NASA’nın Gelişmiş Simülasyon Araçları
NASA’nın Huntsville, Alabama’daki Marshall Uzay Uçuş Merkezi’ndeki araştırmacılar, bulut-yüzey etkileşimleri (PSI) konusundaki anlayışını geliştirmek amacıyla, NASA projeleri ve misyonları için PSI ortamlarını tahmin etmek üzere yeni yazılım araçları geliştirdiler. İnsan İniş Sistemi, Ticari Ay Yükü Hizmetleri inisiyatif ve gelecekteki Mars iniş araçları. Bu araçlar halihazırda yaklaşan ay görevlerinde krater oluşumunu ve görsel karartmayı tahmin etmek için kullanılıyor ve NASA’nın gelecekteki iniş görevleri sırasında uzay aracı ve mürettebata yönelik riskleri en aza indirmesine yardımcı oluyor.
Simülasyonların Apollo Verileriyle Doğrulanması
NASA Marshall’daki ekip yakın zamanda Apollo 12 iniş motorunun yüzeyle etkileşime giren duman bulutlarının ve iniş sırasında yaşananlarla yakından eşleşen tahmin edilen erozyonun bir simülasyonunu üretti. (Yukarıdaki videoya bakın.) Bu animasyon, motor kapanmadan önceki inişin son yarım dakikasını tasvir ediyor ve bulutların düz bir hesaplama yüzeyinde uyguladığı tahmin edilen kuvvetleri gösteriyor.

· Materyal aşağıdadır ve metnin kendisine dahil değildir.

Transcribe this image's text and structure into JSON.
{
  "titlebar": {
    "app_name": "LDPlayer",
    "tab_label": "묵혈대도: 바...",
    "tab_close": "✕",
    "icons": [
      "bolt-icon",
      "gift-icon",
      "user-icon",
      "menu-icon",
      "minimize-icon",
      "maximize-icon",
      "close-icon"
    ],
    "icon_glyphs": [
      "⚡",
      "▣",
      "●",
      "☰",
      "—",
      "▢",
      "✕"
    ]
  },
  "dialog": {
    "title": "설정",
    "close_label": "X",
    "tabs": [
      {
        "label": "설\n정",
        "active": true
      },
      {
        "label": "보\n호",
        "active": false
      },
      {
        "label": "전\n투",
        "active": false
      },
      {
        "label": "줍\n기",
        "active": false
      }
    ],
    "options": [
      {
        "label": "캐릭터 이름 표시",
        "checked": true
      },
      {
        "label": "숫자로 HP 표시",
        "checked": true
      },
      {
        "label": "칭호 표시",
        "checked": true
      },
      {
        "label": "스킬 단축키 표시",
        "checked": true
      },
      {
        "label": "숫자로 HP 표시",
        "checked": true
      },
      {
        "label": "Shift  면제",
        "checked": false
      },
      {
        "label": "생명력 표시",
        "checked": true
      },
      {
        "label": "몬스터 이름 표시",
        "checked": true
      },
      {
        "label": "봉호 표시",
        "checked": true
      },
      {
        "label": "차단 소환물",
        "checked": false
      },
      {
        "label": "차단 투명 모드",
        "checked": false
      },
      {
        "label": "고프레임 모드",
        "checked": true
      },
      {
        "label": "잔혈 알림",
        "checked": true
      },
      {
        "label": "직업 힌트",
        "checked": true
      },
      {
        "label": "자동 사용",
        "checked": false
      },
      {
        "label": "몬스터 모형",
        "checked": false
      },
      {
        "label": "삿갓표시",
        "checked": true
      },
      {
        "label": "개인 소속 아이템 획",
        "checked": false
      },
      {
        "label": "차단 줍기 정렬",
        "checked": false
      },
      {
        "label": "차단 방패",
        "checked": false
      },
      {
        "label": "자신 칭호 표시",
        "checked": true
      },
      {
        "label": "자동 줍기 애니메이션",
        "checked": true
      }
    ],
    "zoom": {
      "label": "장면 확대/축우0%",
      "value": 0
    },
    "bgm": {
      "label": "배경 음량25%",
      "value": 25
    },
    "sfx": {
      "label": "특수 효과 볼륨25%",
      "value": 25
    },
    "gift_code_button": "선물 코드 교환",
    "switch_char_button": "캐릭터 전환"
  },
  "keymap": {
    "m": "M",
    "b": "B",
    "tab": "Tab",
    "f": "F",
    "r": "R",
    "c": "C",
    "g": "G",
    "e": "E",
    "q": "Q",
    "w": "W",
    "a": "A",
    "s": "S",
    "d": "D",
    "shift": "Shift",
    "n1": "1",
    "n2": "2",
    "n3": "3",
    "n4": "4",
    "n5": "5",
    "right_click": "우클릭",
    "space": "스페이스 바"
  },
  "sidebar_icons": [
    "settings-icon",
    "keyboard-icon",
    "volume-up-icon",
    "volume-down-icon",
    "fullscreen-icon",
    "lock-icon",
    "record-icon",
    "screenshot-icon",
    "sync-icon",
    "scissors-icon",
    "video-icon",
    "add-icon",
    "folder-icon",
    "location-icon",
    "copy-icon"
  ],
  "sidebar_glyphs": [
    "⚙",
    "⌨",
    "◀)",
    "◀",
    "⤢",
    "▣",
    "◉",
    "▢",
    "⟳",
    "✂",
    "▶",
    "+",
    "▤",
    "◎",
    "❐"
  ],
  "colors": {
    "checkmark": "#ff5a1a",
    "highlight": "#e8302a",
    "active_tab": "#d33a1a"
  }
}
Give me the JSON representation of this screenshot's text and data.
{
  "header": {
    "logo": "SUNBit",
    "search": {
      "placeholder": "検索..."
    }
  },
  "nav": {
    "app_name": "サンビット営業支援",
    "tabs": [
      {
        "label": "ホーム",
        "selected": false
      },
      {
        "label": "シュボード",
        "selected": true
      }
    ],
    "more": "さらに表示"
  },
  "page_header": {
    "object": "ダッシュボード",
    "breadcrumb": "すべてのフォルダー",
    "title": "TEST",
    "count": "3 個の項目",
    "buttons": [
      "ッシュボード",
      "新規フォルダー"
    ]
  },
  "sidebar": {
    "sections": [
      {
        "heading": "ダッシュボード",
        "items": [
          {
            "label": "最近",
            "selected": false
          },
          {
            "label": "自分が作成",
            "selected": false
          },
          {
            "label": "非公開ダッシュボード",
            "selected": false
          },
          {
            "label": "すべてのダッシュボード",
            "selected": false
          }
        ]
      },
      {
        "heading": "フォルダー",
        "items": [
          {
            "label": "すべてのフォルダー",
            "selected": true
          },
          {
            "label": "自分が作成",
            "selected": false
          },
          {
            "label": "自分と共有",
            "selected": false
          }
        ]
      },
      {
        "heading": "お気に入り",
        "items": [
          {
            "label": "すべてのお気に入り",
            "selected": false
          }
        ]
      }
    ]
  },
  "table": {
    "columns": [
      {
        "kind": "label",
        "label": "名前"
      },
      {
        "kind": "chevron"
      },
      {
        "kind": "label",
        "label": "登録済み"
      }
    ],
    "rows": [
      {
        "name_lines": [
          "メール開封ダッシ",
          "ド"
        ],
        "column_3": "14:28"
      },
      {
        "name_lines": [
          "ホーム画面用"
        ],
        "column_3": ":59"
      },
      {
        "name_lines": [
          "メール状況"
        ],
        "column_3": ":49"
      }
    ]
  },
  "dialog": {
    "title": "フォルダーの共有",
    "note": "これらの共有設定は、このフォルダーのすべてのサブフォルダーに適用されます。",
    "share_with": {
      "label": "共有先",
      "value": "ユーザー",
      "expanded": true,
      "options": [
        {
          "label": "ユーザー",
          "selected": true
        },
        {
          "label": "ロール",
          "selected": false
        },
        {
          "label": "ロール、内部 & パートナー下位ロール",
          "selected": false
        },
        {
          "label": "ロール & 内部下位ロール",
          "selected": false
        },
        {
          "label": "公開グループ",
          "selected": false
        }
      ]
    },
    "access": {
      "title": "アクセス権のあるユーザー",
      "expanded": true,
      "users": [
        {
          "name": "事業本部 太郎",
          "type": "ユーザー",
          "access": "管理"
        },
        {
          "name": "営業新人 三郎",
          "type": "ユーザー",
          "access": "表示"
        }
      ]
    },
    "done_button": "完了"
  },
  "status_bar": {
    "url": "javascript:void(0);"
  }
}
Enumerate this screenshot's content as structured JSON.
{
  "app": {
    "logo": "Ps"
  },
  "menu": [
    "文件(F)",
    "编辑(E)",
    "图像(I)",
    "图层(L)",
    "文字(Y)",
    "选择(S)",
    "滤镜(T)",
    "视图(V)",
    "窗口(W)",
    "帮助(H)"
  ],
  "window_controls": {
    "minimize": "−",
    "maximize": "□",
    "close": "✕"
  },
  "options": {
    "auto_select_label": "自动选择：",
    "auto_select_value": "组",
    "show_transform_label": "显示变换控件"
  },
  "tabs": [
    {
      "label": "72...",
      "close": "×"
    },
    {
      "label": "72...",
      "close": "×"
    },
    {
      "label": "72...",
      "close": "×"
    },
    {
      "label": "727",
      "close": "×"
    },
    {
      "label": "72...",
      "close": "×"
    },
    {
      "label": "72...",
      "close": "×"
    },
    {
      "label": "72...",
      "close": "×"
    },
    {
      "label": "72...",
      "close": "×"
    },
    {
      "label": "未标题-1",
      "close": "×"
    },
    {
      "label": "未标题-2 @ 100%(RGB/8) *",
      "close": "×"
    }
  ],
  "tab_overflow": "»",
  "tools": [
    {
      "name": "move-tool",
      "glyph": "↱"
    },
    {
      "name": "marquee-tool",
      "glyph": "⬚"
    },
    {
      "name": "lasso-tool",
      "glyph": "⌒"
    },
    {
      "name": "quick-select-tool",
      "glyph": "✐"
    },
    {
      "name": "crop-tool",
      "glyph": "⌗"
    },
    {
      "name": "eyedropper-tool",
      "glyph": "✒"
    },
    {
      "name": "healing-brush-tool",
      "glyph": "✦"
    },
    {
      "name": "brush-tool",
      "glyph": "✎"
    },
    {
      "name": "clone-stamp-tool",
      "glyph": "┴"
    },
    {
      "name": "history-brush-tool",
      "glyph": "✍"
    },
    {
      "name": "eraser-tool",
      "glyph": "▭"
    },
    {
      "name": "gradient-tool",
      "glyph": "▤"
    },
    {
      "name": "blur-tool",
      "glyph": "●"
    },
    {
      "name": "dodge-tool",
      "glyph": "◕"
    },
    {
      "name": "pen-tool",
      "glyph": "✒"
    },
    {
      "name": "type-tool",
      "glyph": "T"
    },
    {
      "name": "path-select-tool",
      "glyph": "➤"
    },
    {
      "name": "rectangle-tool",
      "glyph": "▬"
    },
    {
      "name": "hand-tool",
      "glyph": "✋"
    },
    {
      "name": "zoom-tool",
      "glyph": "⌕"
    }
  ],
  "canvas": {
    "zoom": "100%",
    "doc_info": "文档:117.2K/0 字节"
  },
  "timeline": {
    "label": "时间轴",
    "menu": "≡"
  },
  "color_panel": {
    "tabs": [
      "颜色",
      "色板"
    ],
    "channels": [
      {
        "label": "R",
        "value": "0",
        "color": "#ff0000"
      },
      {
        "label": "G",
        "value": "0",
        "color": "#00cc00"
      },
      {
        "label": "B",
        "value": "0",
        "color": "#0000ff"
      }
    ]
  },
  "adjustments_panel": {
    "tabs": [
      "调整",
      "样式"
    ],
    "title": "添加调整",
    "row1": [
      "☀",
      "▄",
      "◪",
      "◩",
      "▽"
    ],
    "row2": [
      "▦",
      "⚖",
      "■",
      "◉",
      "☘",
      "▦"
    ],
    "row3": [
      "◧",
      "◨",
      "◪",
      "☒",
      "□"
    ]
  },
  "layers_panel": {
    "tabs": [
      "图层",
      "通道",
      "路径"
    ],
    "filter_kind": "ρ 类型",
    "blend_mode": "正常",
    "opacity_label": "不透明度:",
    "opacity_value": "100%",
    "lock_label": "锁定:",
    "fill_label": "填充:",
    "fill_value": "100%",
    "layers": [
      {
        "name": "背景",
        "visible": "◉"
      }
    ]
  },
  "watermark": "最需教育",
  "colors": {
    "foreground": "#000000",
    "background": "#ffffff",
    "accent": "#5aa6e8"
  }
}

Kayma gerilimi olarak bilinen bu, belirli bir alana uygulanan yanal veya yanal kuvvet miktarıdır ve sıvılar bir yüzey boyunca akarken erozyonun önde gelen nedenidir. Burada dalgalanan radyal desenler, tahmin edilen kayma geriliminin yoğunluğunu göstermektedir. Düşük kayma gerilimi koyu mor, yüksek kayma gerilimi ise sarıdır.
Bu simülasyonlar, NASA’nın Kaliforniya Silikon Vadisi’ndeki Ames Araştırma Merkezi’ndeki NASA Gelişmiş Süper Bilgisayar tesisindeki Pleaides süper bilgisayarında birkaç hafta boyunca çalıştırılarak terabaytlarca veri üretildi.
Bu araştırma için kullanılan İnterpolasyonlu Gaz Granül Erozyon Modeli’nin (DIGGEM) çerçevesi, NASA’nın Washington’daki Uzay Teknolojisi Misyon Direktörlüğü (STMD) bünyesindeki Küçük İşletme Yenilik Araştırma programı aracılığıyla ve NASA tarafından finanse edildi. Ay Tüyü Yüzey Çalışmaları için Stereo Kameralar NASA’nın Langley Araştırma Merkezi Hampton, Virginia tarafından yönetilen proje aynı zamanda STMD tarafından da finanse ediliyor. Loci/CHEM+DIGGEM kodu, NASA’nın Washington’daki Keşif Sistemleri Geliştirme Misyonu Direktörlüğü (ESDMD) ve ESDMD’deki Strateji ve Mimarlık Ofisi tarafından finanse edilen İnsanlı İniş Sistemi programı kapsamındaki uçuş projelerine doğrudan destek yoluyla daha da geliştirildi.